Xing Wang
Posted on February 27, 2018
This article is actually written by my co-founder, Derric. But we share the same blog.
API design is becoming a core pillar of API product strategy regardless if the API is public or used internally. Good API design improves the overall Developer Experience (DX) for any API program and can improve performance and long term maintainability.
However, there is no standard or official API design guidelines. RESTful is only an architectural style. There are many beginner guides for API design readily available such as this guide and this guide. However, we didn’t find many guides on more advanced filtering and pagination, which inspired us to publish this post.
Filtering
URL parameters is the easiest way to add basic filtering to REST APIs. If you have an /items
endpoint which are items for sale, you can filter via the property name such as GET /items?state=active
orGET /items?state=active&seller_id=1234
. However, this only works for exact matches. What if you want to do a range such as a price or date range?
The problem is URL parameters only have a key and a value but filters are composed of three components:
- The property or field name
- The operator such as eq, lte, gte
- The filter value
There are various ways to encode three components into URL param key/values.
LHS Brackets
One way to encode operators is the use of square brackets []
on the key name. For example, GET /items?price[gte]=10&price[lte]=100
would fine all the items where the price is greater than or equal to 10, but less than or equal to 100.
We can have as many operators as needed such as [lte], [gte], [exists], [regex], [before], and [after].
LHS Brackets are a little harder to parse on server side, but provides greater flexibility in what the filter value is for clients. No need to handle special characters differently.
Benefits
- Ease of use for clients. There are many query string parsing libraries available that easily encode nested JSON objects into square brackets.qs is one such library that automatically encodes/decodes square brackets:
var qs = require('qs');
var assert = require('assert');
assert.deepEqual(qs.parse('price[gte]=10&price[lte]=100'), {
price: {
gte: 10,
lte: 100
}
});
Simple to parse on server side. The URL parameter key contains both the field name and operator.

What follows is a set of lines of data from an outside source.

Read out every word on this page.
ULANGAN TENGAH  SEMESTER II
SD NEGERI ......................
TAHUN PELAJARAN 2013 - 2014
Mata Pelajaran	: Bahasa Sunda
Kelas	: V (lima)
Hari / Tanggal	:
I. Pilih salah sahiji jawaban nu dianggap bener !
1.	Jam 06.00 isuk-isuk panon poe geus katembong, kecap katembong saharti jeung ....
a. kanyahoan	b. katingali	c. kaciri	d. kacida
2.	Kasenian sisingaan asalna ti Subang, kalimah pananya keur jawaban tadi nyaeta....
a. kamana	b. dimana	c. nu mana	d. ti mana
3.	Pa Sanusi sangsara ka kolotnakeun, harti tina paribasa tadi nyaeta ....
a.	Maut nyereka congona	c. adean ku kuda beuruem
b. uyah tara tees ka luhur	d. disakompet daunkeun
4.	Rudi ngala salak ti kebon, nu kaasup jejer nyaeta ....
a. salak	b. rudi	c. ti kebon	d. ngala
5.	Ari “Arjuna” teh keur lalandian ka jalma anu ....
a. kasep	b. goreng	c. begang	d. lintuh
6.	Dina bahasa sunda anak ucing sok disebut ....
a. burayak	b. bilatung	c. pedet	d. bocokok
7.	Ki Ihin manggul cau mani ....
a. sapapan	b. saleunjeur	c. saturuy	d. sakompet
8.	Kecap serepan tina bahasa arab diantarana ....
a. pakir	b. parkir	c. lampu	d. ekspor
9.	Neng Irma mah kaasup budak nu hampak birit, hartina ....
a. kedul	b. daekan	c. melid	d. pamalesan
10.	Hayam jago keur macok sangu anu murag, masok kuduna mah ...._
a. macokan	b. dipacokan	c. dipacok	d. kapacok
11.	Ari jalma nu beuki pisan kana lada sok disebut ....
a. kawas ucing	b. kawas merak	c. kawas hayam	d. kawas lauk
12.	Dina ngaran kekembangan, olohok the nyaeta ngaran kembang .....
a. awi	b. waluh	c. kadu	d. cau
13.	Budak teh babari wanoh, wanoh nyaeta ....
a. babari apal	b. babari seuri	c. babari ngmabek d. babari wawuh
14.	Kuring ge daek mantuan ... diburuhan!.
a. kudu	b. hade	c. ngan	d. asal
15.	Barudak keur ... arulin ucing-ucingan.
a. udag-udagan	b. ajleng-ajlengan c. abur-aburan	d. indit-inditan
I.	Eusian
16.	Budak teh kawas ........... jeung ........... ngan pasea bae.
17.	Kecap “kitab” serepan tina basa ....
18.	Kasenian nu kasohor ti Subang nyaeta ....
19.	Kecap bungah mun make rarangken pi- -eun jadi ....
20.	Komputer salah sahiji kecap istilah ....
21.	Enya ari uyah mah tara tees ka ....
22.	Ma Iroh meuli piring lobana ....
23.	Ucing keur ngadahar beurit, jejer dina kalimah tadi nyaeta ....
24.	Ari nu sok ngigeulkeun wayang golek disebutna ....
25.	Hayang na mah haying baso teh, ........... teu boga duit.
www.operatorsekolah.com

Easy to
GROUP BY
(property name, operator) without looking at the URL parameter values.No need to escape special characters in the filter value when operator is taken as a literal filter term. This is especially true when your filters include additional custom metadata fields that your user may set.
Downsides
May require more work on server side to parse and group the filters. You may have to write a custom URL parameter binder or parser to split the query string key into two components: The field name and the operator. You would then need to
GROUP BY
(property name, operator).Special characters in variable names can be awkward. You may have to write a custom binder to split the query string key into two components: The field name and the operator.
Hard to manage custom combinational filters. Multiple filters with the same property name and operator result in an implicit AND. What if the API user wanted to OR the filters instead. i.e. find all items where price is less than 10 OR greater than 100?
RHS Colon
Similar to the bracket approach, you can design an API to take the operator on the RHS instead of LHS. For example, GET /items?price=gte:10&price=lte:100
would fine all the items where the price is greater than or equal to 10, but less than or equal to 100.
Benefits
- Easiest to parse on server side especially if duplicate filters are not supported. No custom binders are needed. Many API frameworks already handle URL parameter arrays. Multiple price filters will be under the same variable ‘price’ which may be a Sequence or Map.
Downsides
- Literal values need special handling. For example,
GET /items?user_id=gt:100
would translate to find all items where the user_id is greater than 100. However, what if we want to find all items where the user_id equals gt:100 as that could be a valid id?
Search Query Param
If you require search on your endpoint, you can add support for filters and ranges directly with the search parameter. If you’re already using ElasticSearch or other Lucene based technology, you could support the Lucene syntax or ElasticSearch Simple Query Strings directly.
For example, we could search items for those that contain the terms red chair and the price is greater than or equal to 10 and less than or equal to 100: GET /items?q=title:red chair AND price:[10 TO 100]
Such APIs can allow fuzziness matching, boosting certain terms, and more.
Benefits
Most flexible queries for API users
Almost no parsing required on backend, can pass directly to search engine or database (Just be careful of sanitizing inputs for security)
Downsides
Harder for beginners to start working with the API. Need to become familiar Lucene syntax.
Full-text search doesn’t make sense for all resources. For example, Fuzziness and term boosting doesn’t make sense for time series metric data.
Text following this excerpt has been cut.